British taxpayers are STILL funding 'lessons in hate' at Palestinian schools where children are made to stage mock executions

  • British taxpayers aided salaries of officials who teach children jihadi virtues  
  • Plays put on at schools and have even included pupils staging mock executions 
  • Joan Ryan MP said aid to the Palestinian Authority should be suspended until the books are removed

British taxpayers are still funding ‘lessons in hate’ at Palestinian schools more than a year after ministers were told they could be inciting violence against Israel.

It emerged last year that the Department for International Development has helped pay the salaries of officials who drew up a new curriculum that teaches children the virtues of becoming a jihadi.

Plays put on at schools and summer camps have even included pupils staging mock executions. 

One in Hebron featured a child draped in Palestinian colours ‘shooting’ another dressed as an Israeli soldier.

Staged execution: One in Hebron featured a child draped in Palestinian colours ‘shooting’ another dressed as an Israeli soldier

Staged execution: One in Hebron featured a child draped in Palestinian colours ‘shooting’ another dressed as an Israeli soldier

Textbooks teach five-year-olds the words for ‘martyr’ and ‘attack’, while teenagers are told that those who sacrifice themselves will be rewarded with ‘72 virgin brides in paradise’.

But despite promises earlier this year that the curriculum would be reviewed, the books are still being used by the ministry of education on the West Bank, activists revealed.

Joan Ryan MP, chairman of the Labour Friends of Israel, said aid to the Palestinian Authority, which governs the West Bank, should be suspended until the books are removed. 

‘It is absolutely appalling that the Palestinian Authority is using British taxpayers’ money to teach these lessons in hate,’ she said. 

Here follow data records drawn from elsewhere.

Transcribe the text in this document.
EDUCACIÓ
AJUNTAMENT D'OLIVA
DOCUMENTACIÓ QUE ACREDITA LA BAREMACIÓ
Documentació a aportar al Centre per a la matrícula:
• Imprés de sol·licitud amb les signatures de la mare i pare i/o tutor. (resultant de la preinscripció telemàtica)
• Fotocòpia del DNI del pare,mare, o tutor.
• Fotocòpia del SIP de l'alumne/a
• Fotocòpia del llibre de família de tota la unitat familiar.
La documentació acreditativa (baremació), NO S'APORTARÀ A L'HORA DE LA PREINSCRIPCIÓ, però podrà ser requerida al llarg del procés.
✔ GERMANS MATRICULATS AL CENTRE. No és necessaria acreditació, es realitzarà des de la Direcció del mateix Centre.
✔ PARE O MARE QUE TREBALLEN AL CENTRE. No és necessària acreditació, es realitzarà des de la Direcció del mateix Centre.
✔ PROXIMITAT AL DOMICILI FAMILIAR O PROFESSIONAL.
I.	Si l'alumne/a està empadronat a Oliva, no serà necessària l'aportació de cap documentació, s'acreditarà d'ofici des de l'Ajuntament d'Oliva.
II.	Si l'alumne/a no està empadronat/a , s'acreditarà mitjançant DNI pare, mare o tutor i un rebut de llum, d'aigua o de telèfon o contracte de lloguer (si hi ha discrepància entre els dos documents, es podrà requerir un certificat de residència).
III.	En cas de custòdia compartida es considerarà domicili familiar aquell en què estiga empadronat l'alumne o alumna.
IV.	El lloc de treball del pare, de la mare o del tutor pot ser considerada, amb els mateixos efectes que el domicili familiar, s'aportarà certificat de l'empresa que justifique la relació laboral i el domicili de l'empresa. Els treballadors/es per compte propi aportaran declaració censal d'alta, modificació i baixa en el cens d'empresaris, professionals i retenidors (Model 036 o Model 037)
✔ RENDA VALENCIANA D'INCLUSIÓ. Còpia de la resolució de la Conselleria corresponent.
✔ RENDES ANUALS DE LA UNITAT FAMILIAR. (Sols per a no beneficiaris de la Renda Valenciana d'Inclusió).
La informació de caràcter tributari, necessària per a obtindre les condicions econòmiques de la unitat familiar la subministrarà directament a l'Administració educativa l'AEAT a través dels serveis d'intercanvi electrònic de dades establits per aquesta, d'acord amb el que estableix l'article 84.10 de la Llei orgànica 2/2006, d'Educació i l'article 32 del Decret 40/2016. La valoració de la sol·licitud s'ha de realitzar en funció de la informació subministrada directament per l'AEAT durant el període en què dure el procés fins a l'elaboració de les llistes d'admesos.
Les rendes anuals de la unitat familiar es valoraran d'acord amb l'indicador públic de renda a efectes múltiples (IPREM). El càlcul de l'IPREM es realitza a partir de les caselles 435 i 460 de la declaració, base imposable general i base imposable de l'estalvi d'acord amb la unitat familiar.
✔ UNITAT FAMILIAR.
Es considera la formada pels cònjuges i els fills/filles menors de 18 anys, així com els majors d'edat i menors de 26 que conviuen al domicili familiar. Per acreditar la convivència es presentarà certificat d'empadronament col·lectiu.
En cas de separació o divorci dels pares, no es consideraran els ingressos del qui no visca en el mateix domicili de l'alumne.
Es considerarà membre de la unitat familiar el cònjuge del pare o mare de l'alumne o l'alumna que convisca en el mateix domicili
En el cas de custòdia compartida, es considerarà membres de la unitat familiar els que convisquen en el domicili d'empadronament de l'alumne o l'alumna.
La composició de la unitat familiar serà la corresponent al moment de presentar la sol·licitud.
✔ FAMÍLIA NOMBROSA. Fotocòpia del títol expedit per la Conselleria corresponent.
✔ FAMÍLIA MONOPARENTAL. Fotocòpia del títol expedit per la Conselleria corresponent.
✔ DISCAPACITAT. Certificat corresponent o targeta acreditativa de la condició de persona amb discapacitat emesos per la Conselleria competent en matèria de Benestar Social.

‘I simply cannot understand why ministers have spent over a year dragging their feet, coming up with excuses for the Palestinian Authority, and allowing this to continue.

‘They need to get a grip and suspend the money we pay to the ministry of education until we have a cast iron guarantee this vile content has been removed once and for all.’

Britain is giving the Palestinian Authority £70million in the current financial year and some of this is being used to help pay the salaries of 33,000 teachers and education officials in the West Bank.

In the spring, Foreign Office minister Alistair Burt admitted that these officials were ‘involved in the implementation process’ for the revised curriculum.

Textbooks teach five-year-olds the words for ‘martyr’ and ‘attack’, while teenagers are told that those who sacrifice themselves will be rewarded with ‘72 virgin brides in paradise’. Stock image

Textbooks teach five-year-olds the words for ‘martyr’ and ‘attack’, while teenagers are told that those who sacrifice themselves will be rewarded with ‘72 virgin brides in paradise’. Stock image

The school books, which were introduced in September 2017, teach ten-year-olds that ‘drinking the cup of bitterness with glory is much sweeter than a pleasant long life accompanied by humiliation’.

Terrorists – including Dalal Mughrabi, who led the 1978 ‘Coastal Road Massacre’ in which 38 Israelis including 13 children were murdered on a bus – are described as ‘heroes’. 

The books also contain violent poems which extol the virtues of ‘sacrificing blood’.

Miss Ryan first raised the issue of the textbooks with Mr Burt in September 2017. 

In March, Theresa May promised a review of the curriculum, pledging that it would only ‘take several months’. 

Mr Burt later said he would establish a review which would not report until September 2019. This review has still not been commissioned.

Last month he said the Palestinian Authority has ‘taken action to help address concerns raised’, including ‘piloting new textbooks’.

But research by the Institute for Monitoring Peace and Cultural Tolerance in School Education shows that there have been no major changes in the school year that began this September.

The Department for International Development said: ‘We have always been clear that we expect textbooks used by the Palestinian Authority to be academically rigorous and they must not incite racial hatred or violence under any circumstances. We will continue to raise our concerns about incitement.’